The NHS Long Term Plan commitment that spending on children and young people’s mental health services will increase faster than overall spending on mental health has also been met.
Mental health treatment
Investment in the Mental Health Five Year Forward View and Long Term Plan will deliver timely, high quality mental health support, including by 2023/24:
- Expanding access to talking therapies so that an additional 380,000 people per year get support for common disorders.
- Continued investment to expand specialist community perinatal mental health services for mothers who need specialist support during and following pregnancy so that by 2023/24 66,000 women per year will be able to access evidence-based care closer to home when they need it.
- Expanding services and work with schools and colleges so that an additional 345,000 children and young people aged 0-25 will be able to access comprehensive support per year.
- All children and young people experiencing crisis will be able to access crisis care 24 hours a day, seven days a week.
- The NHS will provide a single-point of access and timely, age-appropriate, universal mental health crisis care for everyone, accessible via NHS 111.
- People with moderate to severe mental illnesses will access better quality care across primary and community teams, have greater choice and control over the care they receive, and be supported to lead fulfilling lives in their communities.
This builds on progress made over the last few years as set out in 2016 in NHS England’s Five year forward view – the ‘blueprint’ for improving mental health services – informed by the views of thousands of patients, their families and medical professionals.
The Mental Health Dashboard allows NHS England and NHS improvement to track the delivery of its national ambitions for mental health. Great progress has been accomplished since 2016 and the publication of the Five Year Forward View for Mental Health:
- For the first time, every general acute hospital with a consultant-led 24-hour A&E department has a liaison mental health service, with 33.1% of liaison mental health teams operating at the Core 24 service level. 67% now operate 24/7, compared to 39% in 2016.
- The children and young people’s access target of 35% by 2020/21 (equivalent to an additional 70,000 children and young people treated each year) has already been exceeded. Based on the prevalence estimates used to establish the Five Year Forward View ambition, 36.8% of children and young people with a diagnosable condition received treatment in 2019/20. A study published in November 2018 showed that prevalence of mental health conditions has since increased. The latest data equates to a 34.7% access rate achieved against this more recent prevalence data, which still exceeds the 34% indicative national trajectory for 2019/20.

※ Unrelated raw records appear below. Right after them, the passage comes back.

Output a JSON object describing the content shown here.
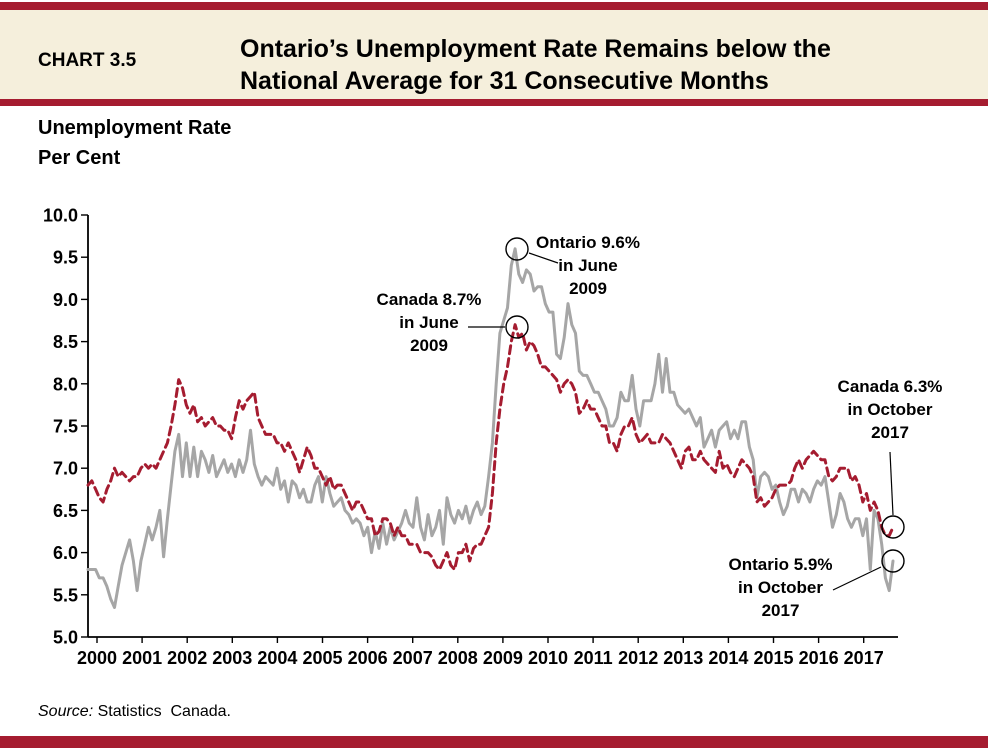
{
  "header": {
    "chart_number": "CHART 3.5",
    "title_line1": "Ontario’s Unemployment Rate Remains below the",
    "title_line2": "National Average for 31 Consecutive Months"
  },
  "axis_title": {
    "line1": "Unemployment Rate",
    "line2": "Per Cent"
  },
  "annotations": {
    "ontario_peak": {
      "line1": "Ontario 9.6%",
      "line2": "in June",
      "line3": "2009"
    },
    "canada_peak": {
      "line1": "Canada 8.7%",
      "line2": "in June",
      "line3": "2009"
    },
    "canada_end": {
      "line1": "Canada 6.3%",
      "line2": "in October",
      "line3": "2017"
    },
    "ontario_end": {
      "line1": "Ontario 5.9%",
      "line2": "in October",
      "line3": "2017"
    }
  },
  "source": {
    "label": "Source:",
    "text": " Statistics  Canada."
  },
  "colors": {
    "accent_red": "#A51C30",
    "ontario_gray": "#A6A6A6",
    "canada_red": "#A51C30",
    "header_beige": "#F5EFDC"
  },
  "chart_data": {
    "type": "line",
    "title": "Ontario’s Unemployment Rate Remains below the National Average for 31 Consecutive Months",
    "ylabel": "Unemployment Rate, Per Cent",
    "ylim": [
      5.0,
      10.0
    ],
    "grid": false,
    "legend_position": "none",
    "x_start": "2000-01",
    "x_end": "2017-10",
    "x_tick_labels": [
      "2000",
      "2001",
      "2002",
      "2003",
      "2004",
      "2005",
      "2006",
      "2007",
      "2008",
      "2009",
      "2010",
      "2011",
      "2012",
      "2013",
      "2014",
      "2015",
      "2016",
      "2017"
    ],
    "y_ticks": [
      "10.0",
      "9.5",
      "9.0",
      "8.5",
      "8.0",
      "7.5",
      "7.0",
      "6.5",
      "6.0",
      "5.5",
      "5.0"
    ],
    "series": [
      {
        "name": "Ontario",
        "color": "#A6A6A6",
        "style": "solid",
        "values": [
          5.8,
          5.8,
          5.8,
          5.7,
          5.7,
          5.6,
          5.45,
          5.35,
          5.6,
          5.85,
          6.0,
          6.15,
          5.9,
          5.55,
          5.9,
          6.1,
          6.3,
          6.15,
          6.3,
          6.5,
          5.95,
          6.4,
          6.8,
          7.2,
          7.4,
          6.9,
          7.3,
          6.9,
          7.25,
          6.9,
          7.2,
          7.1,
          6.95,
          7.15,
          6.9,
          7.0,
          7.1,
          6.95,
          7.05,
          6.9,
          7.1,
          6.95,
          7.1,
          7.45,
          7.05,
          6.9,
          6.8,
          6.9,
          6.85,
          6.8,
          7.0,
          6.75,
          6.85,
          6.6,
          6.85,
          6.8,
          6.65,
          6.75,
          6.6,
          6.6,
          6.8,
          6.9,
          6.6,
          6.9,
          6.7,
          6.55,
          6.6,
          6.65,
          6.5,
          6.45,
          6.35,
          6.4,
          6.35,
          6.2,
          6.3,
          6.0,
          6.25,
          6.05,
          6.35,
          6.1,
          6.3,
          6.15,
          6.25,
          6.35,
          6.5,
          6.35,
          6.3,
          6.65,
          6.3,
          6.15,
          6.45,
          6.2,
          6.3,
          6.5,
          6.1,
          6.65,
          6.45,
          6.35,
          6.5,
          6.4,
          6.55,
          6.35,
          6.5,
          6.6,
          6.45,
          6.55,
          6.9,
          7.3,
          8.0,
          8.6,
          8.75,
          8.9,
          9.4,
          9.6,
          9.3,
          9.2,
          9.35,
          9.3,
          9.1,
          9.15,
          9.15,
          8.95,
          8.85,
          8.85,
          8.35,
          8.3,
          8.55,
          8.95,
          8.7,
          8.6,
          8.15,
          8.1,
          8.1,
          8.0,
          7.9,
          7.9,
          7.8,
          7.7,
          7.5,
          7.5,
          7.6,
          7.9,
          7.8,
          7.8,
          8.1,
          7.7,
          7.5,
          7.8,
          7.8,
          7.8,
          8.0,
          8.35,
          7.9,
          8.3,
          7.9,
          7.9,
          7.75,
          7.7,
          7.65,
          7.7,
          7.6,
          7.5,
          7.6,
          7.25,
          7.35,
          7.45,
          7.25,
          7.45,
          7.5,
          7.55,
          7.35,
          7.45,
          7.35,
          7.55,
          7.55,
          7.25,
          7.1,
          6.65,
          6.9,
          6.95,
          6.9,
          6.75,
          6.8,
          6.6,
          6.45,
          6.55,
          6.75,
          6.75,
          6.6,
          6.75,
          6.7,
          6.6,
          6.75,
          6.85,
          6.8,
          6.9,
          6.6,
          6.3,
          6.45,
          6.7,
          6.6,
          6.4,
          6.3,
          6.4,
          6.4,
          6.2,
          6.4,
          5.8,
          6.5,
          6.4,
          6.1,
          5.7,
          5.55,
          5.9
        ]
      },
      {
        "name": "Canada",
        "color": "#A51C30",
        "style": "dashed",
        "values": [
          6.8,
          6.85,
          6.75,
          6.65,
          6.6,
          6.75,
          6.85,
          7.0,
          6.9,
          6.95,
          6.9,
          6.85,
          6.9,
          6.9,
          7.0,
          7.05,
          7.0,
          7.05,
          7.0,
          7.1,
          7.2,
          7.3,
          7.5,
          7.75,
          8.05,
          7.95,
          7.75,
          7.65,
          7.75,
          7.55,
          7.6,
          7.5,
          7.55,
          7.6,
          7.5,
          7.5,
          7.45,
          7.45,
          7.35,
          7.6,
          7.8,
          7.7,
          7.8,
          7.85,
          7.9,
          7.6,
          7.5,
          7.4,
          7.4,
          7.4,
          7.3,
          7.3,
          7.2,
          7.3,
          7.2,
          7.1,
          6.95,
          7.1,
          7.25,
          7.15,
          7.0,
          7.0,
          6.9,
          6.8,
          6.9,
          6.75,
          6.8,
          6.8,
          6.7,
          6.6,
          6.5,
          6.6,
          6.6,
          6.5,
          6.4,
          6.4,
          6.2,
          6.25,
          6.4,
          6.4,
          6.35,
          6.2,
          6.3,
          6.2,
          6.2,
          6.1,
          6.1,
          6.1,
          6.0,
          6.0,
          6.0,
          5.95,
          5.85,
          5.8,
          5.9,
          6.0,
          5.85,
          5.8,
          6.0,
          6.0,
          6.1,
          5.9,
          6.05,
          6.1,
          6.1,
          6.2,
          6.3,
          6.7,
          7.3,
          7.7,
          8.0,
          8.2,
          8.5,
          8.7,
          8.55,
          8.6,
          8.4,
          8.5,
          8.45,
          8.35,
          8.2,
          8.2,
          8.15,
          8.1,
          8.05,
          7.9,
          8.0,
          8.05,
          8.0,
          7.9,
          7.65,
          7.7,
          7.8,
          7.7,
          7.7,
          7.6,
          7.5,
          7.5,
          7.3,
          7.3,
          7.2,
          7.4,
          7.5,
          7.5,
          7.6,
          7.4,
          7.3,
          7.35,
          7.4,
          7.3,
          7.3,
          7.3,
          7.4,
          7.35,
          7.3,
          7.2,
          7.1,
          7.0,
          7.2,
          7.25,
          7.1,
          7.1,
          7.2,
          7.1,
          7.05,
          7.0,
          6.95,
          7.2,
          7.0,
          7.05,
          6.95,
          6.9,
          7.0,
          7.1,
          7.05,
          7.0,
          6.9,
          6.6,
          6.65,
          6.55,
          6.6,
          6.65,
          6.75,
          6.8,
          6.8,
          6.8,
          6.85,
          7.0,
          7.1,
          7.0,
          7.1,
          7.15,
          7.2,
          7.15,
          7.1,
          7.1,
          6.9,
          6.85,
          6.9,
          7.0,
          7.0,
          7.0,
          6.85,
          6.9,
          6.8,
          6.6,
          6.7,
          6.5,
          6.6,
          6.5,
          6.3,
          6.2,
          6.2,
          6.3
        ]
      }
    ],
    "annotated_points": [
      {
        "series": "Ontario",
        "label": "Ontario 9.6% in June 2009",
        "x": "2009-06",
        "value": 9.6
      },
      {
        "series": "Canada",
        "label": "Canada 8.7% in June 2009",
        "x": "2009-06",
        "value": 8.7
      },
      {
        "series": "Canada",
        "label": "Canada 6.3% in October 2017",
        "x": "2017-10",
        "value": 6.3
      },
      {
        "series": "Ontario",
        "label": "Ontario 5.9% in October 2017",
        "x": "2017-10",
        "value": 5.9
      }
    ]
  }
}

- In quarter four of 2019/20 80.5% children and young people with an eating disorder are receiving treatment within one week in urgent cases and 84.4% within four weeks for non-urgent cases. Both of these waiting time measures have increased from around 65% in the first quarter of 2016/17.

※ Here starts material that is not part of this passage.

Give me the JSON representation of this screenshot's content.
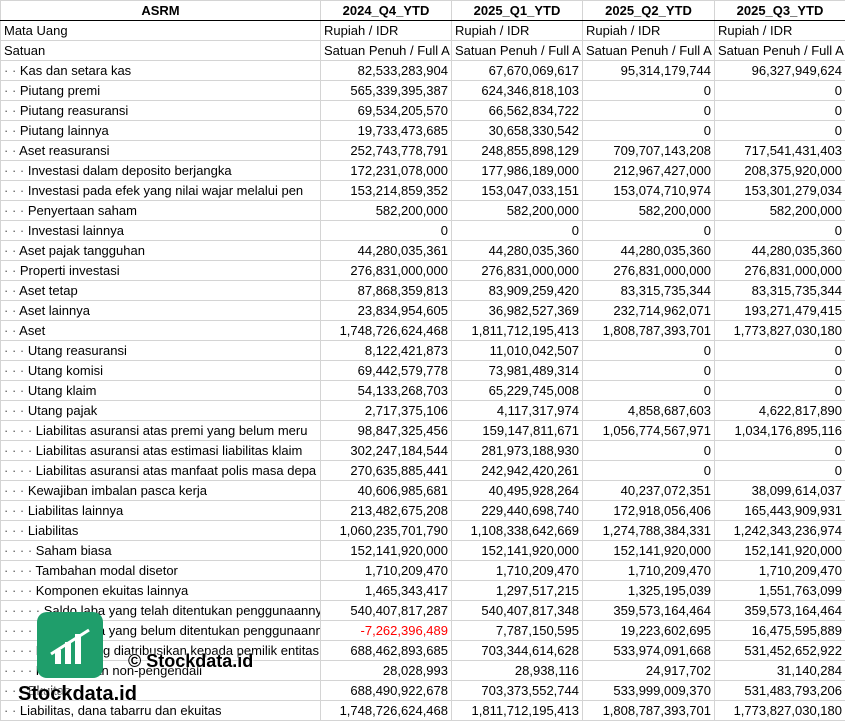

- Since April 2019, there is now a specialist community perinatal mental health service in every clinical commissioning group area of England.

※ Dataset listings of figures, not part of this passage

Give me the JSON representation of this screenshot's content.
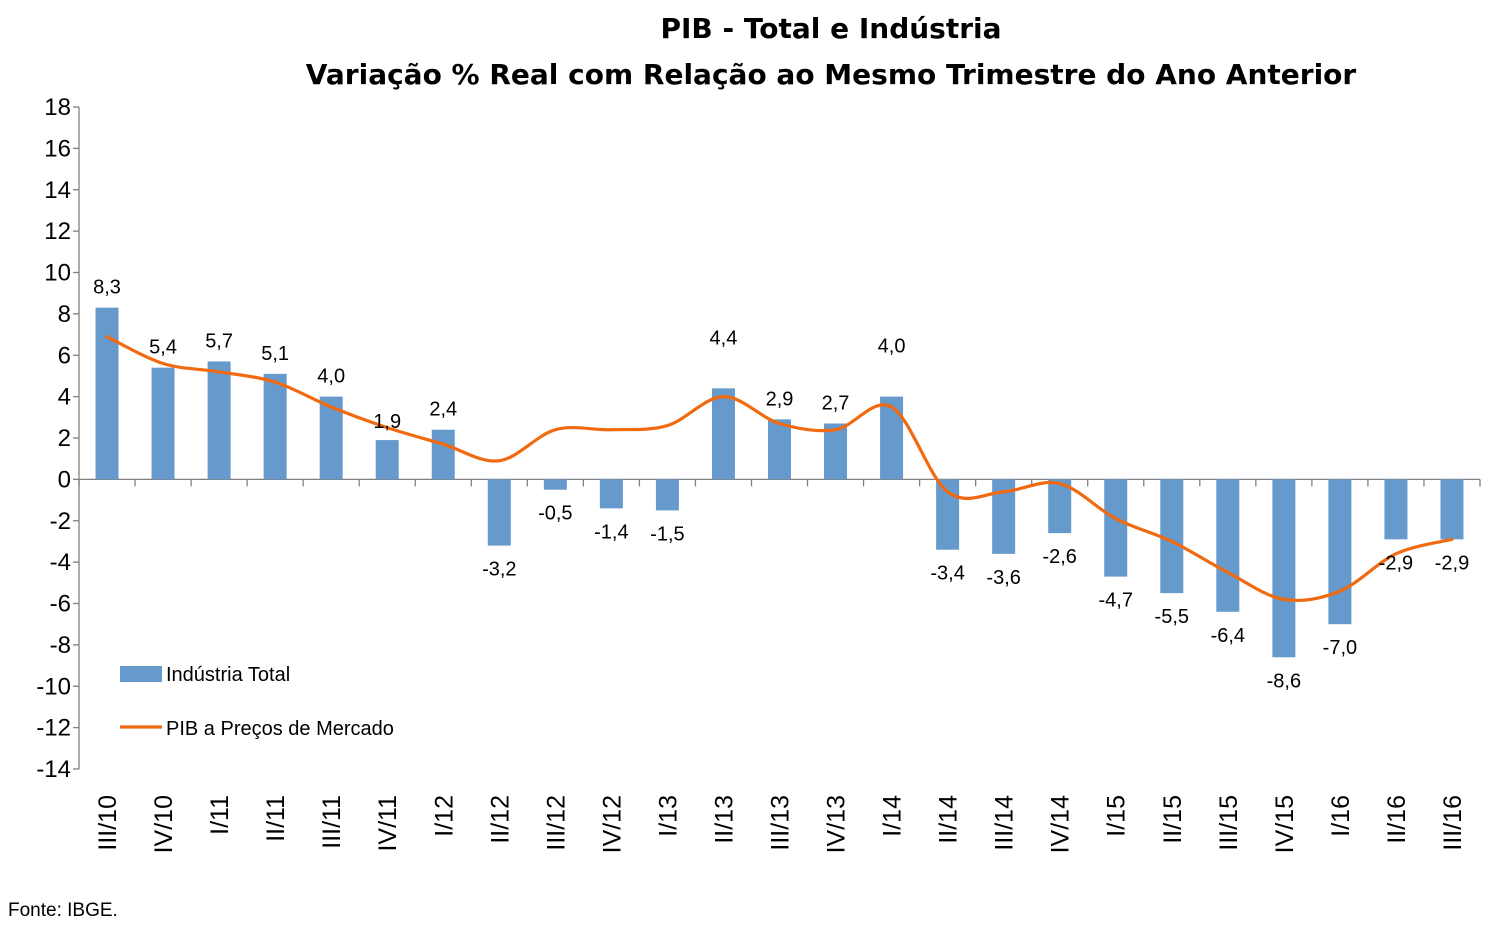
{
  "chart_data": {
    "type": "bar",
    "title": "PIB - Total e Indústria",
    "subtitle": "Variação % Real com Relação ao Mesmo Trimestre do Ano Anterior",
    "categories": [
      "III/10",
      "IV/10",
      "I/11",
      "II/11",
      "III/11",
      "IV/11",
      "I/12",
      "II/12",
      "III/12",
      "IV/12",
      "I/13",
      "II/13",
      "III/13",
      "IV/13",
      "I/14",
      "II/14",
      "III/14",
      "IV/14",
      "I/15",
      "II/15",
      "III/15",
      "IV/15",
      "I/16",
      "II/16",
      "III/16"
    ],
    "ylim": [
      -14,
      18
    ],
    "yticks": [
      "18",
      "16",
      "14",
      "12",
      "10",
      "8",
      "6",
      "4",
      "2",
      "0",
      "-2",
      "-4",
      "-6",
      "-8",
      "-10",
      "-12",
      "-14"
    ],
    "grid": false,
    "legend_position": "bottom-left",
    "series": [
      {
        "name": "Indústria Total",
        "type": "bar",
        "color": "#6699cc",
        "values": [
          8.3,
          5.4,
          5.7,
          5.1,
          4.0,
          1.9,
          2.4,
          -3.2,
          -0.5,
          -1.4,
          -1.5,
          4.4,
          2.9,
          2.7,
          4.0,
          -3.4,
          -3.6,
          -2.6,
          -4.7,
          -5.5,
          -6.4,
          -8.6,
          -7.0,
          -2.9,
          -2.9
        ],
        "labels": [
          "8,3",
          "5,4",
          "5,7",
          "5,1",
          "4,0",
          "1,9",
          "2,4",
          "-3,2",
          "-0,5",
          "-1,4",
          "-1,5",
          "4,4",
          "2,9",
          "2,7",
          "4,0",
          "-3,4",
          "-3,6",
          "-2,6",
          "-4,7",
          "-5,5",
          "-6,4",
          "-8,6",
          "-7,0",
          "-2,9",
          "-2,9"
        ]
      },
      {
        "name": "PIB a Preços de Mercado",
        "type": "line",
        "color": "#f26a10",
        "values": [
          6.9,
          5.6,
          5.2,
          4.7,
          3.5,
          2.5,
          1.7,
          0.9,
          2.4,
          2.4,
          2.6,
          4.0,
          2.7,
          2.4,
          3.5,
          -0.6,
          -0.6,
          -0.2,
          -1.9,
          -3.0,
          -4.5,
          -5.8,
          -5.4,
          -3.6,
          -2.9
        ]
      }
    ]
  },
  "source": "Fonte: IBGE."
}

- As part of ’the world’s most ambitious’ talking therapy programme (Improving Access to Psychological Therapies) 87.6% started treatment in less than six weeks and 49.8% moved to recovery in quarter four of 2019/20.
Impact of COVID-19 and future publications
- The COVID-19 pandemic has resulted in every part of the NHS redirecting staff and resources to support the immediate response to the outbreak.
- In particular, reporting and data collection asks have been reviewed and reprioritised, which is and will continue to impact on the data and financial reporting from Q4 2019/20 onwards.